Le hareng de Mélenchon : des idées pas fraîches27/05/20152015Journal/medias/journalnumero/images/2015/05/2443.jpg.445x577_q85_box-0%2C104%2C1383%2C1896_crop_detail.jpg

Leur société

Le hareng de Mélenchon : des idées pas fraîches

« L’Allemagne est, de nouveau, un danger. Le modèle est, une fois de plus, un recul pour notre civilisation. » « Dans la vie des nations, c’est souvent sur les vieilles cicatrices que s’ouvrent les nouvelles plaies. » « Périssent l’Allemagne, son “modèle” et ses grosses bagnoles. » Ces citations ne datent pas de 1914, elles sont extraites du dernier livre de Mélenchon : Le Hareng de Bismarck – Le poison allemand.

Les problèmes environnementaux ; la guerre en Ukraine ; la baisse des salaires et la montée du chômage dans toute l’Europe ; la mise en coupe réglée de la Grèce : à lire Mélenchon, la responsable de tout cela et de bien d’autres choses serait « l’Allemagne ». « La France » (« nous », écrit-il) ferait déjà partie des victimes de l’Allemagne sur les terrains économique et social, et la menace serait aussi militaire : « L’histoire a montré combien notre voisin mérite de précautions. Il nous a en effet envahis trois fois en moins d’un siècle » et « l’impérialisme allemand est de retour ».

Lorsqu’il n’invoque pas « ce pays malade à mort de l’esprit de système le plus étriqué et le plus méprisant du bon sens commun », Mélenchon a même une explication sociale : les retraités allemands qui ont souscrit des retraites par capitalisation. Les dirigeants allemands, au service de ces derniers paraît-il, seraient devenus « les comptables de la plus grande maison de retraite du monde » et « les maîtres de la civilisation européenne » qu’ils organiseraient « au profit des vieillards allemands ».

Quelles perspectives propose-t-il donc ? Pas les mobilisations populaires, puisque, la seule fois où il en est question, c’est pour signaler que l’auteur « doute que cela ébranle les certitudes des faces de pierre qui décident là-bas ». Mais, pour Mélenchon, être français, même pour un politicien de droite, « c’est déjà un programme en soi ». Il pare « le système du régime républicain français » de vertus protectrices pour les droits sociaux et démocratiques.

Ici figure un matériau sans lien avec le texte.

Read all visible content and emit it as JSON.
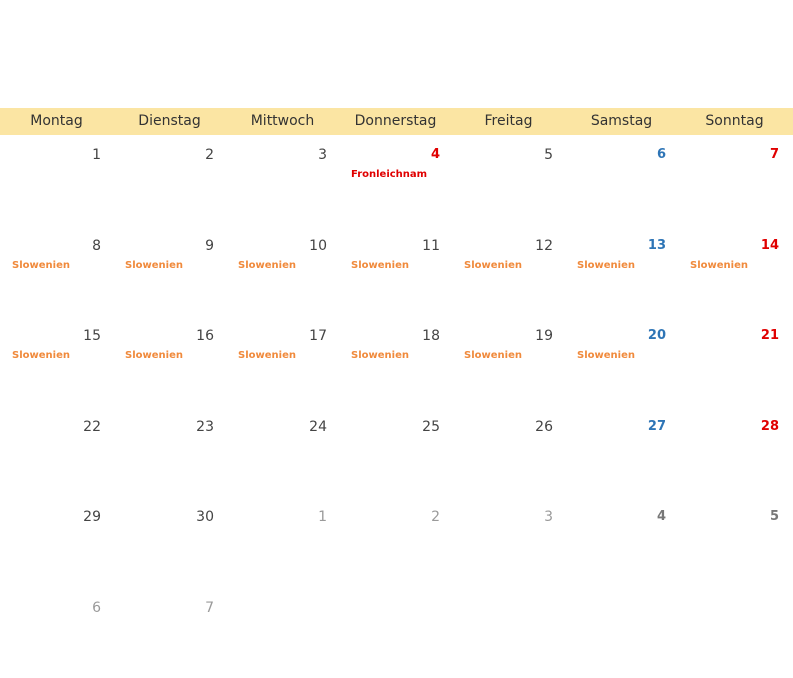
{
  "weekdays": [
    "Montag",
    "Dienstag",
    "Mittwoch",
    "Donnerstag",
    "Freitag",
    "Samstag",
    "Sonntag"
  ],
  "colors": {
    "header_bg": "#fbe5a3",
    "saturday": "#2e75b6",
    "sunday_holiday": "#e00000",
    "regional_event": "#f08a3c",
    "other_month": "#9a9a9a"
  },
  "weeks": [
    [
      {
        "day": "1",
        "kind": "normal",
        "event": ""
      },
      {
        "day": "2",
        "kind": "normal",
        "event": ""
      },
      {
        "day": "3",
        "kind": "normal",
        "event": ""
      },
      {
        "day": "4",
        "kind": "hol",
        "event": "Fronleichnam",
        "event_kind": "holiday"
      },
      {
        "day": "5",
        "kind": "normal",
        "event": ""
      },
      {
        "day": "6",
        "kind": "sat",
        "event": ""
      },
      {
        "day": "7",
        "kind": "sun",
        "event": ""
      }
    ],
    [
      {
        "day": "8",
        "kind": "normal",
        "event": "Slowenien",
        "event_kind": "regional"
      },
      {
        "day": "9",
        "kind": "normal",
        "event": "Slowenien",
        "event_kind": "regional"
      },
      {
        "day": "10",
        "kind": "normal",
        "event": "Slowenien",
        "event_kind": "regional"
      },
      {
        "day": "11",
        "kind": "normal",
        "event": "Slowenien",
        "event_kind": "regional"
      },
      {
        "day": "12",
        "kind": "normal",
        "event": "Slowenien",
        "event_kind": "regional"
      },
      {
        "day": "13",
        "kind": "sat",
        "event": "Slowenien",
        "event_kind": "regional"
      },
      {
        "day": "14",
        "kind": "sun",
        "event": "Slowenien",
        "event_kind": "regional"
      }
    ],
    [
      {
        "day": "15",
        "kind": "normal",
        "event": "Slowenien",
        "event_kind": "regional"
      },
      {
        "day": "16",
        "kind": "normal",
        "event": "Slowenien",
        "event_kind": "regional"
      },
      {
        "day": "17",
        "kind": "normal",
        "event": "Slowenien",
        "event_kind": "regional"
      },
      {
        "day": "18",
        "kind": "normal",
        "event": "Slowenien",
        "event_kind": "regional"
      },
      {
        "day": "19",
        "kind": "normal",
        "event": "Slowenien",
        "event_kind": "regional"
      },
      {
        "day": "20",
        "kind": "sat",
        "event": "Slowenien",
        "event_kind": "regional"
      },
      {
        "day": "21",
        "kind": "sun",
        "event": ""
      }
    ],
    [
      {
        "day": "22",
        "kind": "normal",
        "event": ""
      },
      {
        "day": "23",
        "kind": "normal",
        "event": ""
      },
      {
        "day": "24",
        "kind": "normal",
        "event": ""
      },
      {
        "day": "25",
        "kind": "normal",
        "event": ""
      },
      {
        "day": "26",
        "kind": "normal",
        "event": ""
      },
      {
        "day": "27",
        "kind": "sat",
        "event": ""
      },
      {
        "day": "28",
        "kind": "sun",
        "event": ""
      }
    ],
    [
      {
        "day": "29",
        "kind": "normal",
        "event": ""
      },
      {
        "day": "30",
        "kind": "normal",
        "event": ""
      },
      {
        "day": "1",
        "kind": "other",
        "event": ""
      },
      {
        "day": "2",
        "kind": "other",
        "event": ""
      },
      {
        "day": "3",
        "kind": "other",
        "event": ""
      },
      {
        "day": "4",
        "kind": "other-we",
        "event": ""
      },
      {
        "day": "5",
        "kind": "other-we",
        "event": ""
      }
    ],
    [
      {
        "day": "6",
        "kind": "other",
        "event": ""
      },
      {
        "day": "7",
        "kind": "other",
        "event": ""
      }
    ]
  ]
}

La politique menée par les dirigeants français serait due à leur faiblesse et à l’influence du « modèle allemand ». Il faudrait donc « qu’un gouvernement français décide de rompre avec la soumission actuelle ».

Ce livre est un ramassis d’inepties chauvines, risibles lorsque l’auteur défend « les merveilles œnologiques françaises », et nauséabondes quand il adopte un ton guerrier. Présenter la France comme un pays dominé au même titre que la Grèce, alors que la bourgeoisie et les grands patrons français ont en Europe un rôle dominant aux côtés de leurs homologues allemands, cela est non seulement ridicule, c’est une façon d’exonérer les capitalistes et leurs valets au gouvernement de leur responsabilité dans l’austérité imposée aux classes populaires de tout le continent.

En France, en Allemagne, en Grèce, les travailleurs ont les mêmes problèmes, les mêmes intérêts et le même ennemi : la classe capitaliste. Mais Mélenchon préfère parler de nations que de classes sociales, et spéculer sur les vieux ressentiments antiallemands qu’il suppose exister chez beaucoup. Il sème une confusion qui servira peut-être ses intérêts de politicien, mais certainement pas ceux des travailleurs.